A state mandate to close public schools during the COVID-19 coronavirus pandemic has not decreased the emphasis on learning for New Albany-Plain Local School District students, according to Superintendent Michael Sawyers.

“Our 5,000 students will need to learn differently, (and) teachers and staff will need to work differently, but the learning will continue,” he said.

A sudden three-week closure to help contain the spread of the coronavirus was ordered by Gov. Mike DeWine on March 12 to begin at the end of the day March 16 – and it is an order DeWine has signaled could be extended beyond April 3.

Sawyers said the “aggressive” approach by DeWine was “necessary and welcomed,” given the public-health crisis.

“We must do everything we can as a society to keep everyone safe,” he said March 17. “The worst is yet to come, and everyone has a responsibility to do their part to help one another.”

Sawyers said the district’s leadership team had developed tools and resources enabling instruction to continue remotely via online learning and with other resources communicated by teachers.

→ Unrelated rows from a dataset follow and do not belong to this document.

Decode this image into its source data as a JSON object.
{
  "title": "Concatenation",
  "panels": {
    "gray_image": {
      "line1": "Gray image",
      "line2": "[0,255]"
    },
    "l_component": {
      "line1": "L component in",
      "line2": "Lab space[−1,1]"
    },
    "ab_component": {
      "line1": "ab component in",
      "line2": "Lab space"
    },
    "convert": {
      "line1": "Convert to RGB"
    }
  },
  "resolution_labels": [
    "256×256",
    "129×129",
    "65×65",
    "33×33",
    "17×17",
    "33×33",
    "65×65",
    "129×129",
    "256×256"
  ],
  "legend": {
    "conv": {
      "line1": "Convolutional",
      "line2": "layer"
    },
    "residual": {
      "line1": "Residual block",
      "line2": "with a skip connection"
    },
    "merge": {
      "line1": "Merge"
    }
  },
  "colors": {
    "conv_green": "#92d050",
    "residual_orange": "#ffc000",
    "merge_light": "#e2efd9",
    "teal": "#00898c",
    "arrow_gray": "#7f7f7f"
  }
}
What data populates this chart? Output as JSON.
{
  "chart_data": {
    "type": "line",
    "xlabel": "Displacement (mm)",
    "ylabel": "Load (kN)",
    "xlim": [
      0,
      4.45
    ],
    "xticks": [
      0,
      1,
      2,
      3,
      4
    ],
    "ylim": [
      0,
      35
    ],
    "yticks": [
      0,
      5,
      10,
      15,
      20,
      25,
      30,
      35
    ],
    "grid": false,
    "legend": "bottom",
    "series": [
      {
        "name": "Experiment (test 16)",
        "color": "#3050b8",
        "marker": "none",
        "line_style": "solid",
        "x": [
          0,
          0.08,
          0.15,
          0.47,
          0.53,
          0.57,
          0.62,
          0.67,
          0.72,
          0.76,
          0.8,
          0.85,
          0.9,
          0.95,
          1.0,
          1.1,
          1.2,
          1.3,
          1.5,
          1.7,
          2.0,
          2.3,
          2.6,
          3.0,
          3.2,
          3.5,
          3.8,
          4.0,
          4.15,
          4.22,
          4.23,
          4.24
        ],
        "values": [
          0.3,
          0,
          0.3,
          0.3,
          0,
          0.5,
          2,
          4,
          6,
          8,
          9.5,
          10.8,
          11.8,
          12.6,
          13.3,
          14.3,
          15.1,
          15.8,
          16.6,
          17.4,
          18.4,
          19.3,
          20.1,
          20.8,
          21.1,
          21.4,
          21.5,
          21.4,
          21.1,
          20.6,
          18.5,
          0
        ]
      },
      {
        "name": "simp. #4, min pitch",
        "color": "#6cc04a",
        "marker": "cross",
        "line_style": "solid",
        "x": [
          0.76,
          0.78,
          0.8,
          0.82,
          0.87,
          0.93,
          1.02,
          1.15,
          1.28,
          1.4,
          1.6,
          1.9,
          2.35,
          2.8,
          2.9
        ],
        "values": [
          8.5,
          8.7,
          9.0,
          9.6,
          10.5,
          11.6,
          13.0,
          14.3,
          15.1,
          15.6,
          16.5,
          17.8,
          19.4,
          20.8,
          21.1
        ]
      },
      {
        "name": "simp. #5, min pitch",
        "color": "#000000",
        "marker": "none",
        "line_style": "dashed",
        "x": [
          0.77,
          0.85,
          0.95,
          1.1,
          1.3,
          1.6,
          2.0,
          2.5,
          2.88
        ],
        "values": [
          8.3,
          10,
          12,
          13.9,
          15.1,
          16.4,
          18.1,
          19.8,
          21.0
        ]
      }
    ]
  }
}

Specifically, district leaders developed learning hubs on each school building website, with links to various learning tools, he said. Teachers also were directed to communicate via email, he said.

Sawyers said the district issued devices to families that might not have access to them for online learning. When necessary, the district also provided resources to students unable to access the internet at home, he said.

Regarding standardized tests, district leaders were awaiting direction from the Ohio Department of Education, Sawyers said.

“It is possible given the situation that the department will seek a waiver from testing this year from the U.S. Department of Education,” he said.

Sawyers said he did not know whether students would need to make up school days. The district took the first of its five calamity days March 16 and began remote instruction March 19, he said.

“The number of days our students attend school exceeds the minimum number of hours required for state law,” he said.

The vast majority of district employees were assigned to work from home until further notice, Sawyers said. A few employees were designated as essential, such as those who daily check the buildings’ mechanical systems.

If any meals are needed, district spokesman Patrick Gallaway said, leaders have directed families to the New Albany Food Pantry, and they have provided any cafeteria food that could be transported safely to the pantry.

The quick actions of Sawyers, the district’s leadership team and staff members to make remote learning available to students was impressive, said New Albany school board President John McClelland.

“They have gone the extra mile to make sure that all students will have access to either technology or materials to support this effort,” he said.

Although the situation is challenging, community members need to support each other, McClelland said.

“We hope that it is short-lived, rather than long, but I am also confident that our administration, staff and students can do this,” he said.